Update. Right after I published this I thought to go look at a weekly report from the state. Supposedly the testing and positivity charts there are based on date of test, but in one place the chart is still labeled as being by date of report. I have asked the state for clarification and if possible to get the table underlying the positivity chart. That would simplify things. Looking at that positivity chart, it looks very stable for the last few weeks. And again, look at what a difference the mask mandate has made. (Mn. Data)

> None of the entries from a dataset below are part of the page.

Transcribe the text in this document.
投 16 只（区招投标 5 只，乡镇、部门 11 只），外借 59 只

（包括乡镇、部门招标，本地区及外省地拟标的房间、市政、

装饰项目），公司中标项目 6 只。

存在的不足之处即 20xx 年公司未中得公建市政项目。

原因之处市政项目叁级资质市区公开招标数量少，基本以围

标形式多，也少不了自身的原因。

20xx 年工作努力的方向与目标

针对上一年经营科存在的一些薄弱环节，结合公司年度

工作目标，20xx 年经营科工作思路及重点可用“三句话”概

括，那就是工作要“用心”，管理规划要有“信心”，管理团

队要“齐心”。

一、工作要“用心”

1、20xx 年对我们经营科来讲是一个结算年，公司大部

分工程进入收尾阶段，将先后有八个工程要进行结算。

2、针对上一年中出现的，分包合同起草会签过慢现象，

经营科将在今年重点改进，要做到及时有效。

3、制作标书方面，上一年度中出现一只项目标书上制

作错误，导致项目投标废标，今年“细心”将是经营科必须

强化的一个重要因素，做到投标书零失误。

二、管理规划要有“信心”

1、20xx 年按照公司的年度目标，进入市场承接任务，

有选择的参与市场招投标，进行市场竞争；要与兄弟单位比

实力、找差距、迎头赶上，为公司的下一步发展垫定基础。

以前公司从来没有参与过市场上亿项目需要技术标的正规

Minnesota’ inconsistency in reporting of case and test data is just one area that gives me fits. Cases are reported by date of test result, in a table. Tests are only given to us in a table by date reported. So the two don’t match up. I am trying to figure out a method to “normalize” or adjust to try to back into some way of getting a sense of what is actually happening with cases related to tests. I welcome any suggestions. I started with June 1, because around then we started seeing a big jump in testing. Through September 16, 1,455,791 tests were done since June 1. (Some people were tested more than once.) In the same time period, there were 58,747 cases reported. (Positive results, for that is worth now that we know measuring issues, and this is unique individuals.) Interestingly, the overall positivity rate in this time period is about 4%. 107 days in the time period, so 13,605 tests per day on average and 549 cases reported per day on average.

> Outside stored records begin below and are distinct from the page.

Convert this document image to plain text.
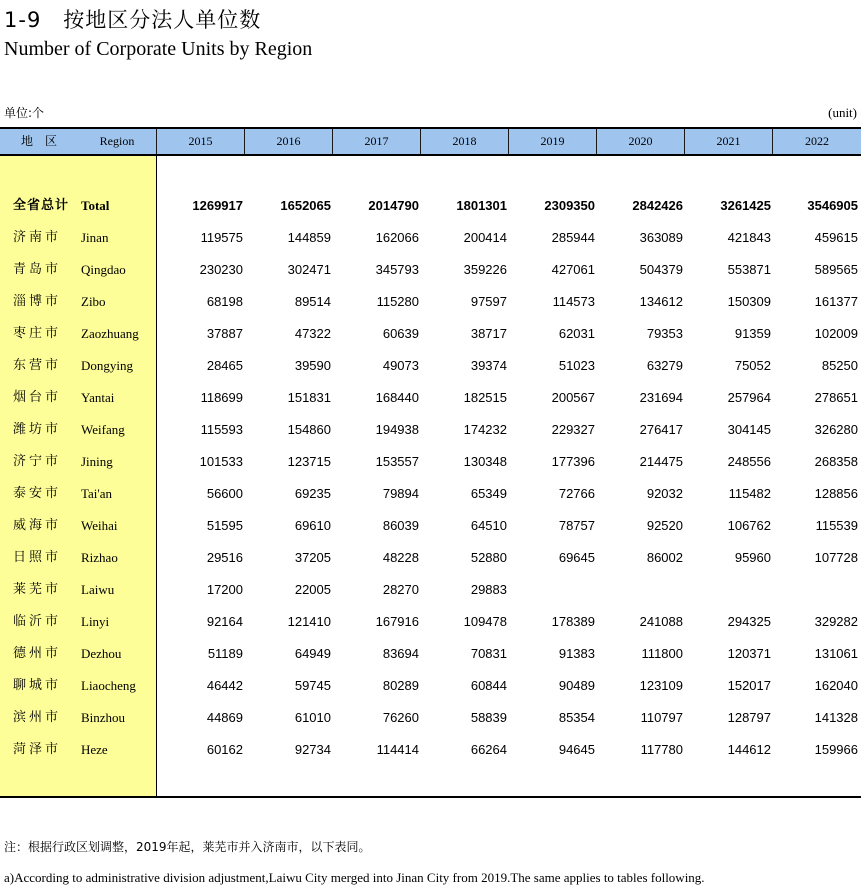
1-9　按地区分法人单位数
Number of Corporate Units by Region
单位:个	(unit)
地　区	Region	2015	2016	2017	2018	2019	2020	2021	2022
全省总计 Total	1269917	1652065	2014790	1801301	2309350	2842426	3261425	3546905
济南市 Jinan	119575	144859	162066	200414	285944	363089	421843	459615
青岛市 Qingdao	230230	302471	345793	359226	427061	504379	553871	589565
淄博市 Zibo	68198	89514	115280	97597	114573	134612	150309	161377
枣庄市 Zaozhuang	37887	47322	60639	38717	62031	79353	91359	102009
东营市 Dongying	28465	39590	49073	39374	51023	63279	75052	85250
烟台市 Yantai	118699	151831	168440	182515	200567	231694	257964	278651
潍坊市 Weifang	115593	154860	194938	174232	229327	276417	304145	326280
济宁市 Jining	101533	123715	153557	130348	177396	214475	248556	268358
泰安市 Tai'an	56600	69235	79894	65349	72766	92032	115482	128856
威海市 Weihai	51595	69610	86039	64510	78757	92520	106762	115539
日照市 Rizhao	29516	37205	48228	52880	69645	86002	95960	107728
莱芜市 Laiwu	17200	22005	28270	29883
临沂市 Linyi	92164	121410	167916	109478	178389	241088	294325	329282
德州市 Dezhou	51189	64949	83694	70831	91383	111800	120371	131061
聊城市 Liaocheng	46442	59745	80289	60844	90489	123109	152017	162040
滨州市 Binzhou	44869	61010	76260	58839	85354	110797	128797	141328
菏泽市 Heze	60162	92734	114414	66264	94645	117780	144612	159966
注：根据行政区划调整，2019年起，莱芜市并入济南市，以下表同。
a)According to administrative division adjustment,Laiwu City merged into Jinan City from 2019.The same applies to tables following.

There are enormous swings in the testing volume by day and even by week. Assuming a relatively steady positive rate, the volume of tests is going to have a dramatic effect on the number of cases. Not being able to precisely match tests and cases by day hinders true understanding of trends, but you can clearly see the influence of number of tests on number of positives. The week ending September 13 isn’t the best week to use only because cases will still be coming in from future reporting days, and that has the Labor Day influence as well, but we can include it just to highlight how cases vary with testing in a relatively steady positive rate environment. For the week ending September 13, there were 98120 tests reported, for the week ended September 6, there were 121276 tests. For the week ended August 30, 104968 tests were reported. And for the week ended August 23, 121866 tests.

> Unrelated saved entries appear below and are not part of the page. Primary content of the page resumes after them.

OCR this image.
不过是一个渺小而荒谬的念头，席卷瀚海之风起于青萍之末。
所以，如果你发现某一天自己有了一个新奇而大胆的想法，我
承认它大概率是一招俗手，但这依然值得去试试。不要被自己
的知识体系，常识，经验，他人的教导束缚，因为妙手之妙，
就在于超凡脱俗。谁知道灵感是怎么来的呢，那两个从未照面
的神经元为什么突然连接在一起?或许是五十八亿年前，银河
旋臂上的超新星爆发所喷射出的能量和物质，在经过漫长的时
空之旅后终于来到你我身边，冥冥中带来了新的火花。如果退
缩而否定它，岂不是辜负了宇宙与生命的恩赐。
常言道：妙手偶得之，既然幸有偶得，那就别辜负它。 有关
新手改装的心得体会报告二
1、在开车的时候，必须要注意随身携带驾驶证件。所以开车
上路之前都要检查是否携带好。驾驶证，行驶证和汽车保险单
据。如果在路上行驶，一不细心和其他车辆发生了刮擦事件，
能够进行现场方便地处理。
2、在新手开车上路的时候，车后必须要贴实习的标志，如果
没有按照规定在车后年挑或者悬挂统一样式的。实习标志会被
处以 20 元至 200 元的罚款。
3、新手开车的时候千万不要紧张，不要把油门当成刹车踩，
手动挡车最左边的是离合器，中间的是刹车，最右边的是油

For the same weeks, as of September 16, there were 3569 cases for days in the week ended September 13 (again, probably some lag on cases still), 4438 on days in the week ended September 6, 5242 for days in the week ended August 30, and 4750 for the days in the week ending August 23. The positivity rates were 3.64%, 3.66%, 4.99%, and 3.9%; starting with the week ending August 23 forward. The jump in positivity in the week ended August 30 is an outlier and is almost certainly due to a problem we have regularly had where some labs are reporting results slowly, especially negative results. You may recall the 30,000 test dump on one day in August, with almost all the results being negatives. So I suspect there are a bunch of unreported negative results waiting to be dumped on a day.
But another way to think about it is trying to adjust the tests by date of report for a lag. The Health Department in a briefing said it takes about a week for reports for a week to be pretty complete. I have been tracking this for over a month and that is about right. So now, let’s take the cases against the tests reported a week later. We have to ignore the week ending September 13 now. But for the week ending September 6, we get 4.5% positivity; for the week ending August 30, it is 4.32%, for the week ending August 23 it is 4.52% and for the week ending August 16, which had 4348 cases, the positivity rate was 3.56%. Now the week ending August 23 is the week that had the big test reporting dump, so that positivity rate for the lagged week of August 16 is largely due to that factor. Again shows the importance of being able to match test date and case date. But for the other weeks, you see the very steady positivity rate, which suggests to me that you could normalize cases around that positivity rate. In other words, pick a date, assume that an average number of tests had been performed and multiply that by around 4.3% to 4.5%, and you will get the number of cases that would have been found to exist if the same number of tests had been done.
In the absence of data from the state allowing us to match test date and positive result date, this is about as good as I can figure out to adjust for testing volume. If cases look lower for a week, it is likely because testing was lower, and vice versa. Again, welcome any thoughts.